In late November, casino mogul Sheldon Adelson announced his plans to lobby Congress to ban internet gaming.  New Jersey state senator Raymond Lesniak criticized Adelson’s remarks, and later that week unveiled proposed legislation that would expand the current online gaming regime by allowing international online gambling companies to set up operations in New Jersey while taking bets from foreign gamblers.  According to reports, Senator Lesniak plans to introduce his bill in December.

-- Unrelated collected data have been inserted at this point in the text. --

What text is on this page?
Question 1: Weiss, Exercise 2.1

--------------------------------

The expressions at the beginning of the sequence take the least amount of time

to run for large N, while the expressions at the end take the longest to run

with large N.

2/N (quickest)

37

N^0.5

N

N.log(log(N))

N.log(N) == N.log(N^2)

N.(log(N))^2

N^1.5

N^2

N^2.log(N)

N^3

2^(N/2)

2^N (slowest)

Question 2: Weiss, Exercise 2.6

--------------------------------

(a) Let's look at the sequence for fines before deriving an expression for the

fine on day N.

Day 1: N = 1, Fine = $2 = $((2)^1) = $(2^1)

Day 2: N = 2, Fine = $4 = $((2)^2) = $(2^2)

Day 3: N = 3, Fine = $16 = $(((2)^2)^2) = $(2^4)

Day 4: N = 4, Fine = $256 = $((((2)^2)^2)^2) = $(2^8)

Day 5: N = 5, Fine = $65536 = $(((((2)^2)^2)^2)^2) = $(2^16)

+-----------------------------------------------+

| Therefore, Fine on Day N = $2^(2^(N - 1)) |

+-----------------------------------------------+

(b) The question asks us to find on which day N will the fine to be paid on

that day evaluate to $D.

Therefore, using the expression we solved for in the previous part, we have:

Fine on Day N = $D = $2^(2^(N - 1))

New Jersey casinos and casino affiliates that obtain Internet Gaming permits from the Division of Gaming Enforcement will be able to offer full Internet gambling at 9:00 a.m. on November 26, 2013.

Sports Betting Remains Illegal in New Jersey

Despite legislative efforts to legalize sports betting in New Jersey, the practice remains illegal following a recent decision from the Third Circuit Court of Appeals.  In August 2012, the NCAA, NFL, MLB, NBA and NHL sued New Jersey in NCAA v. Christie, alleging that the plan to allow gambling violates the Professional and Amateur Sports Protection Act (“PAPSA”) and threatens the “character and integrity” of sporting events.  In a motion to dismiss filed September 7, 2012 New Jersey asserted that the leagues have no standing to sue because they failed to allege an injury in fact.  The District Court concluded that the leagues had suffered an injury and could, therefore, sue.  The State appealed to the Third Circuit Court of Appeals, which, in September 2013, affirmed the District Court, determining that the sports leagues have standing to challenge New Jersey’s efforts to implement sports wagering.  The Court concluded that the leagues “are harmed by their unwanted association with an activity they (and large portions of the public) disapprove of – gambling” and so had suffered an “injury in fact.”  The Court relied on, among other things, the Supremacy Clause of the Constitution to hold that PASPA is constitutional.  Under PASPA, according to the Court, a state may entirely repeal any ban on sports wagering - but the state may not authorize sports wagering by law.

New Jersey can seek rehearing by the full Third Circuit, or can petition the Supreme Court of the United States for review of the panel’s decision.  For now, sports betting remains legal only in Nevada, Delaware, Oregon, and Montana.